More interested in their past than their present, he suddenly realized that just as he could seach for marble shards in the Roman Forum, here he could dig for Indian artifacts. There were Indian ruins all around, including immediately in front of Fuller Lodge, where in an area of packed mud the ridge of an old wall extruded four or five inches above the ground. Soon he got permission to dig. Playing archaeologist was more exciting than most of the other Los Alamos Ranch activities. The desire to dig, to uncover, to find out all he could about the past, to connect the past to the present had now a living tactile immediacy. Some years later he was to write a poem, “Walking,” about the experience of finding an arrowhead in a dry arroyo as the sun turned red with evening, thinking of “the dead Indians,” of the water flowing through the canyon as an image of historical time. Digging by himself, four or five hours a day, he began to discover pots and other shards. As he cleared away earth down to three feet, the outlines of long-hidden rooms became evident.

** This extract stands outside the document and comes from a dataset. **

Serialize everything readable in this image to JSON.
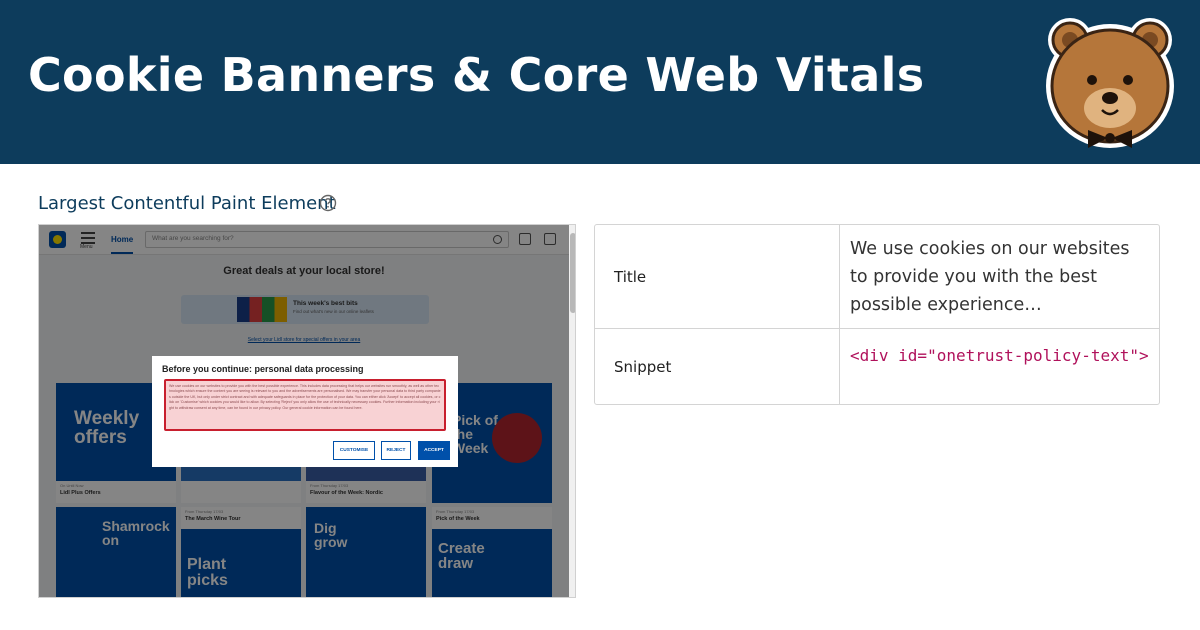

Finally, after days, two rooms were excavated, to the annoyance of those who found it an unsightly inconvenience or a folly. But Hitchcock and others were impressed. At the school's request an expert came from Santa Fe. “It was an eight-hundred-year-old Pueblo Indian ruin.” Though Gene was able to secrete away some small pieces of pottery for himself, most of it he was forced to give up to the experts. When the
school authorities decided that the excavation would have to be filled in, he had a tantrum that produced a compromise. “They half filled it in, up to the adobe brick wall, the top two rooms.” “Oh, my days,” he later happily recalled, “as an archaeologist at Los Alamos!”